Quickstart with MNIST

Deeplearning4j - also known as “DL4J” - is a high performance domain-specific language to configure deep neural networks, which are made of multiple layers. Deeplearning4j is open source, written in C++, Java, Scala, and Python, and maintained by the Eclipse Foundation & community contributors.

Before you get started

If you are having difficulty, we recommend you join our community forums. There you can request help and give feedback, but please do use this guide before asking questions we’ve answered below. If you are new to deep learning, we’ve included a road map for beginners with links to courses, readings and other resources. For a longer and more detailed version of this guide, please visiting the Deeplearning4j Getting Started guide.

Handwriting classification

In this quickstart, you will create a deep neural network using Deeplearning4j and train a model capable of classifying random handwriting digits. While handwriting recognition has been attempted by different machine learning algorithms over the years, deep learning performs remarkably well and achieves an accuracy of over 99.7% on the MNIST dataset. For this tutorial, we will classify digits in EMNIST, the “next generation” of MNIST and a larger dataset.

What you will learn

  1. Load a dataset for a neural network.

  2. Format EMNIST for image recognition.

  3. Create a deep neural network.

  4. Train a model.

  5. Evaluate the performance of your model.

Prepare your workspace

Like most programming languages, you need to explicitly import the classes you want to use into scope. Below, we will import common Deeplearning4j classes that will help us configure and train a neural network. The code below is written in Scala.

Note we import methods from Scala’s JavaConversions class because this will allow us to use native Scala collections while maintaining compatibility with Deeplearning4j’s Java collections.

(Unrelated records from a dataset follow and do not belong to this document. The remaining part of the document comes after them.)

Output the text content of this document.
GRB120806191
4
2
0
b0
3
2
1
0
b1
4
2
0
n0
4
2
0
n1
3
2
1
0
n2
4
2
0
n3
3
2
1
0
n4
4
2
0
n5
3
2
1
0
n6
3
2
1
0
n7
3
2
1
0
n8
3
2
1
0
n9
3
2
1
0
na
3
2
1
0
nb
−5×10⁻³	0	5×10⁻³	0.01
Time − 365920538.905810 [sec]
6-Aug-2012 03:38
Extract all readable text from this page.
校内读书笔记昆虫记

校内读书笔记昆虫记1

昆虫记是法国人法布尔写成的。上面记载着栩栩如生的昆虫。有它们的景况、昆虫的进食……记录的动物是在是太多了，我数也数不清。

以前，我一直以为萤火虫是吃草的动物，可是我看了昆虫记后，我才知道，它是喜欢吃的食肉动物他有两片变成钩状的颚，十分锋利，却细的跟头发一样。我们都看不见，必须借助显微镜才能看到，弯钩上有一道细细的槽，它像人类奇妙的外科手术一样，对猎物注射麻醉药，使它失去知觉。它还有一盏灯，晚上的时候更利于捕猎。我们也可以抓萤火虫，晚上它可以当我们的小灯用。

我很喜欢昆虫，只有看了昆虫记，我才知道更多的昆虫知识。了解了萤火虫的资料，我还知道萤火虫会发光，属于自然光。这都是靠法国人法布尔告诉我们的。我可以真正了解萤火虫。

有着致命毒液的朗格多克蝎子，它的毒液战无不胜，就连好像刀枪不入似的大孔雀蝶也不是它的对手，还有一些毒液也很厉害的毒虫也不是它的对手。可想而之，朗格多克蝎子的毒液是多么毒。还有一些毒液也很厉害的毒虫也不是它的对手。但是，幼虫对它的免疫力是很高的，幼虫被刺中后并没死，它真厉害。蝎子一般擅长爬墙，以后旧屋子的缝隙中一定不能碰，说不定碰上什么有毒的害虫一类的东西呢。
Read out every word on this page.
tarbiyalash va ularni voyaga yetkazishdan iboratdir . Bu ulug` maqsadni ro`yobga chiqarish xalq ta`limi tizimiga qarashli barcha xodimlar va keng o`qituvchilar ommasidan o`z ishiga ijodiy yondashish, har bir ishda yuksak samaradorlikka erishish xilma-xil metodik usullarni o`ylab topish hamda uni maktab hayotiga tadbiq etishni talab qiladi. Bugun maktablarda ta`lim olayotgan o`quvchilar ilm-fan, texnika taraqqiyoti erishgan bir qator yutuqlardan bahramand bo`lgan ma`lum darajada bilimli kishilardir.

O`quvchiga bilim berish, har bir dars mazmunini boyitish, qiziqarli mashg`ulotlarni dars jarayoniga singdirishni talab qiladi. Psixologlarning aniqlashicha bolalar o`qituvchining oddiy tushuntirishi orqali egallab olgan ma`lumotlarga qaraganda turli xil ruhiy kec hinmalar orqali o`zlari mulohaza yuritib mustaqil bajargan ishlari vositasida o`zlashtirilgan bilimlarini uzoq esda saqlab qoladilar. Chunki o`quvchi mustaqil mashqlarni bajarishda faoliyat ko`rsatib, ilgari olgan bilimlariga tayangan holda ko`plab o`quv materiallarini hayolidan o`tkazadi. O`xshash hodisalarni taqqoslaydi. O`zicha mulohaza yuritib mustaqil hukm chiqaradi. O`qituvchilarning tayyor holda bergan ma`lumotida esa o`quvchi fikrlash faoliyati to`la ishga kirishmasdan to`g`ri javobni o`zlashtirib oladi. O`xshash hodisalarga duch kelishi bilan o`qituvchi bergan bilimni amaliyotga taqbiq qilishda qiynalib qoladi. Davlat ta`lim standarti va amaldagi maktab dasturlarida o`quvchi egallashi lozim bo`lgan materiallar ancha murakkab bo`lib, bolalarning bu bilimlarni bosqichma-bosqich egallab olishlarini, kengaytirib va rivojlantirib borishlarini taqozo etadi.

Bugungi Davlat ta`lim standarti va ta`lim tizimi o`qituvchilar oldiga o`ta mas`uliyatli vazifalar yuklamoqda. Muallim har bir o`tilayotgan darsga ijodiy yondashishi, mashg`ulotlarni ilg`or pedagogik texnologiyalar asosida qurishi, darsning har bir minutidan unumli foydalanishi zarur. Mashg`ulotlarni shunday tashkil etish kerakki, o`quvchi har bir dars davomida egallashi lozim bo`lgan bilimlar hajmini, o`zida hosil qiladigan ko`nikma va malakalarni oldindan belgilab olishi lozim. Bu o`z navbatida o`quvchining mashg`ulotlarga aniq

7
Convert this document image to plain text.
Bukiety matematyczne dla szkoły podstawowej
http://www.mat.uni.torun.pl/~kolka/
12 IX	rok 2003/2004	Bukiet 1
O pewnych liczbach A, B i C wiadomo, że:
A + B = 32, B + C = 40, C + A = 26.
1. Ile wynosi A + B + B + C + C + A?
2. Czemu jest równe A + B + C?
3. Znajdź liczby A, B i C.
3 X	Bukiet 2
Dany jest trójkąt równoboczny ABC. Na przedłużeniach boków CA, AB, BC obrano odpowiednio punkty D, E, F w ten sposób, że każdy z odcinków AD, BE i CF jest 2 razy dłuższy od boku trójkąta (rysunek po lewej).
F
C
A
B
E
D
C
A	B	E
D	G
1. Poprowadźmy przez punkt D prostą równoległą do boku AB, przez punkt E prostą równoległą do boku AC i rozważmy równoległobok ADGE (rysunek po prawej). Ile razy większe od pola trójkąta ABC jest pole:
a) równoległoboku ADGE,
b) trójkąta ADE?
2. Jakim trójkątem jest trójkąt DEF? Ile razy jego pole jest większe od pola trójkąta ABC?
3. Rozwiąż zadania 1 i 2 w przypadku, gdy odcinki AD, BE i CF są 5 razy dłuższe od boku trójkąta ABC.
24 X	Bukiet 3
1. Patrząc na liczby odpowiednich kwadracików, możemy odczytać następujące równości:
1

import scala.collection.JavaConversions._

import org.deeplearning4j.datasets.iterator._
import org.deeplearning4j.datasets.iterator.impl._
import org.deeplearning4j.nn.api._
import org.deeplearning4j.nn.multilayer._
import org.deeplearning4j.nn.graph._
import org.deeplearning4j.nn.conf._
import org.deeplearning4j.nn.conf.inputs._
import org.deeplearning4j.nn.conf.layers._
import org.deeplearning4j.nn.weights._
import org.deeplearning4j.optimize.listeners._
import org.deeplearning4j.datasets.datavec.RecordReaderMultiDataSetIterator
import org.nd4j.evaluation.classification._

import org.nd4j.linalg.learning.config._ // for different updaters like Adam, Nesterovs, etc.
import org.nd4j.linalg.activations.Activation // defines different activation functions like RELU, SOFTMAX, etc.
import org.nd4j.linalg.lossfunctions.LossFunctions // mean squared error, multiclass cross entropy, etc.

Prepare data for loading

Dataset iterators are important pieces of code that help batch and iterate across your dataset for training and inferring with neural networks. Deeplearning4j comes with a built-in implementation of a BaseDatasetIterator for EMNIST known as EmnistDataSetIterator. This particular iterator is a convenience utility that handles downloading and preparation of data.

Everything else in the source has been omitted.